Das Bild zeigt auch das Feuer auf jeder dieser Stufen und es stellt die für die Meditation notwendige Kraft dar. Das Feuer erlischt allmählich auf jeder der zehn Stufen des zhine, weil immer weniger Kraft für die Konzentration benötigt wird. Es meldet sich wieder auf der elften Stufe, wenn der Übende mit der Einsichtsmeditation anfängt.
Göpa lenkt unsere Gedanken auf fünf Arten von Sinnesobjekten: die Geschmacksobjekte, Objekte der Berührung, Objekte des Hörens, Objekte des Sehens, Objekte des Riechens, die durch die Nahrung, durch Textilien, durch Instrumente, durch Düfte und durch den Spiegel symbolisiert sind. Die ersten neun Stufen sind die fünf Wege des zhine. Die zehnte Stufe ist das vollkommene Erlangen, das wahre zhine.
Wenn wir zhine üben und dabei z. B. Buddhas Bild als Meditationsobjekt benutzen, müssen wir es zuerst so gut wie möglich betrachten, und dann, wenn wir anfangen zu meditieren, beobachten wir nicht das Objekt, sondern wir konzentrieren uns darauf über den Mittelpunkt des inneren Auges.

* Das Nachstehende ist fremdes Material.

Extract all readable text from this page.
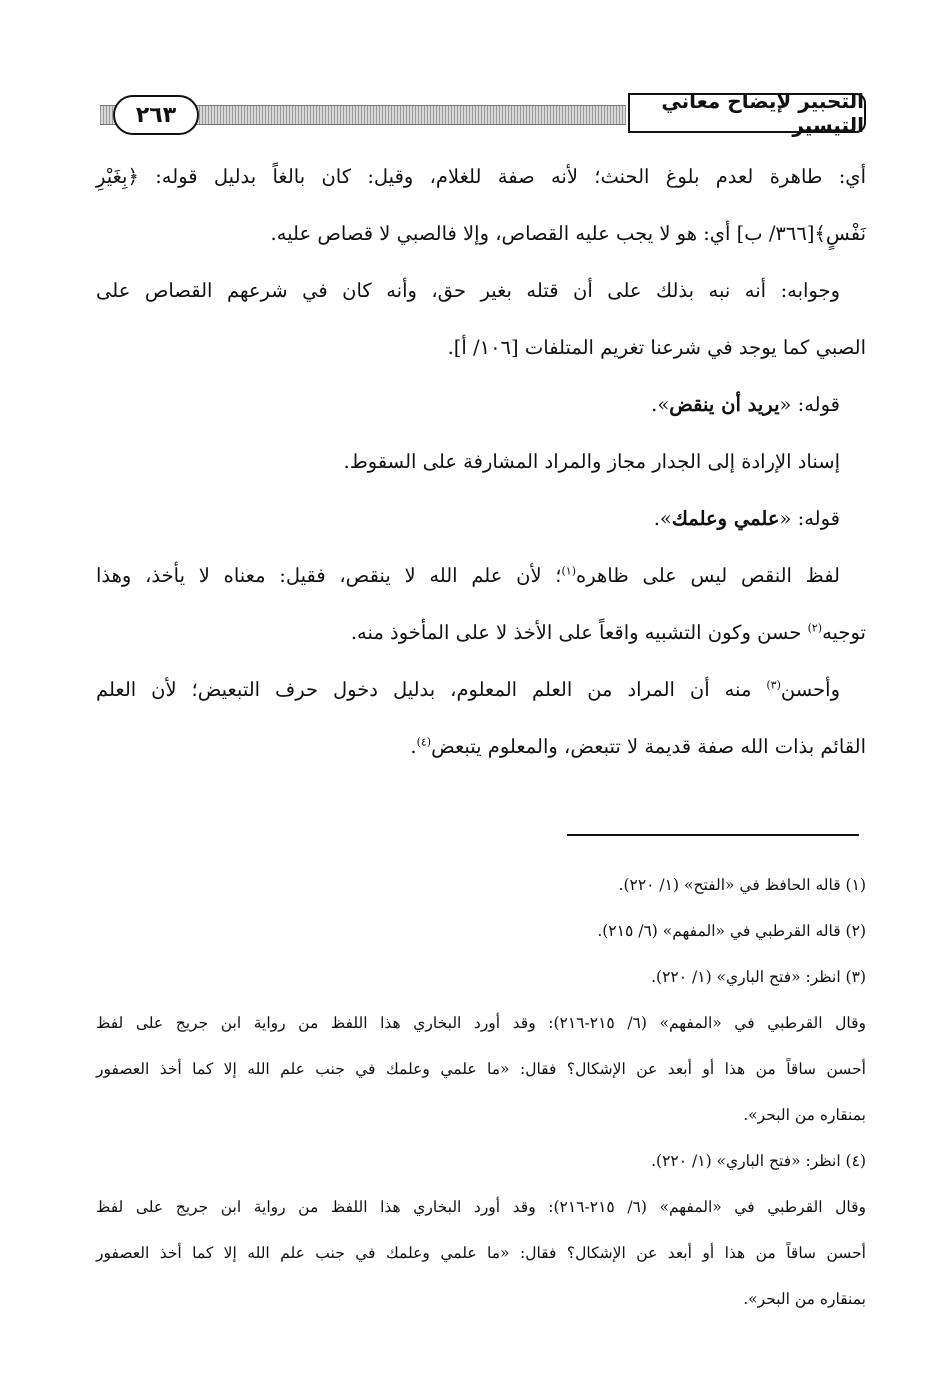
٢٦٣
التحبير لإيضاح معاني التيسير

أي: طاهرة لعدم بلوغ الحنث؛ لأنه صفة للغلام، وقيل: كان بالغاً بدليل قوله: ﴿بِغَيْرِ

نَفْسٍ﴾[٣٦٦/ ب] أي: هو لا يجب عليه القصاص، وإلا فالصبي لا قصاص عليه.

وجوابه: أنه نبه بذلك على أن قتله بغير حق، وأنه كان في شرعهم القصاص على

الصبي كما يوجد في شرعنا تغريم المتلفات [١٠٦/ أ].

قوله: «يريد أن ينقض».

إسناد الإرادة إلى الجدار مجاز والمراد المشارفة على السقوط.

قوله: «علمي وعلمك».

لفظ النقص ليس على ظاهره$^{(١)}$؛ لأن علم الله لا ينقص، فقيل: معناه لا يأخذ، وهذا

توجيه$^{(٢)}$ حسن وكون التشبيه واقعاً على الأخذ لا على المأخوذ منه.

وأحسن$^{(٣)}$ منه أن المراد من العلم المعلوم، بدليل دخول حرف التبعيض؛ لأن العلم

القائم بذات الله صفة قديمة لا تتبعض، والمعلوم يتبعض$^{(٤)}$.

(١) قاله الحافظ في «الفتح» (١/ ٢٢٠).

(٢) قاله القرطبي في «المفهم» (٦/ ٢١٥).

(٣) انظر: «فتح الباري» (١/ ٢٢٠).

وقال القرطبي في «المفهم» (٦/ ٢١٥-٢١٦): وقد أورد البخاري هذا اللفظ من رواية ابن جريج على لفظ

أحسن ساقاً من هذا أو أبعد عن الإشكال؟ فقال: «ما علمي وعلمك في جنب علم الله إلا كما أخذ العصفور

بمنقاره من البحر».

(٤) انظر: «فتح الباري» (١/ ٢٢٠).

وقال القرطبي في «المفهم» (٦/ ٢١٥-٢١٦): وقد أورد البخاري هذا اللفظ من رواية ابن جريج على لفظ

أحسن ساقاً من هذا أو أبعد عن الإشكال؟ فقال: «ما علمي وعلمك في جنب علم الله إلا كما أخذ العصفور

بمنقاره من البحر».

Zuerst wird die Erinnerung an das Objekt gar nicht klar sein, und doch soll man nicht versuchen, es klarer zu machen – es ist unmöglich, damit anzufangen – sondern man soll sich bemühen, die Aufmerksamkeit bei ihm zu behalten, gleichgültig, ob es klar oder unklar ist. Die Klarheit wird zuletzt auf natürliche Weise eintreten. Am Anfang ist die Konzentration enorm schwierig; der Geist schwingt unaufhörlich hin und her. Wenn wir beständig bleiben, können wir feststellen, dass wir den Geist eine bis zwei Minuten am Objekt behalten können, dann drei bis vier usw. Jedes Mal, wenn der Geist das Objekt verlässt, muss denpa ihn zurückbringen. Shezhin soll benutzt werden, um zu prüfen, ob die Schwierigkeiten auftauchen oder nicht. Wenn der Mensch einen Krug voll heißen Wassers einen Engpass entlang trägt, ist ein Teil seines Geistes auf das Wasser gerichtet und der andere Teil achtet auf den Weg. Denpa muss die Konzentration stabil aufrechterhalten, wobei shezhin auf die Schwierigkeiten, die eventuell auftauchen könnten, achten soll. Später müssen wir denpa nicht so oft benutzen; mit viel Übung zieht sich göpa zurück. Durch den Kampf gegen göpa wird der Geist müde und das erzeugt etwas jingwa. Nach einer Weile ist die Stufe erreicht, auf der sich der Übende überglücklich und gelassen fühlt. Diesen Zustand verwechselt man oft mit dem wahren zhine, in der Tat ist es feinstoffliches jingwa; es schwächt den Geist. Wenn wir weiter energisch üben, wird auch dies verschwinden; wenn wir diese Schwierigkeit beseitigen, wird unser Geist klarer und wacher, sogar das Objekt wird klarer und die Meditationszeit verlängert sich. Der Körper wird in seelischer Ruhe sein; wir werden weder Hunger noch Durst haben. Mit der Zeit kann der Meditierende das Üben so monatelang in einem Schwung fortsetzen.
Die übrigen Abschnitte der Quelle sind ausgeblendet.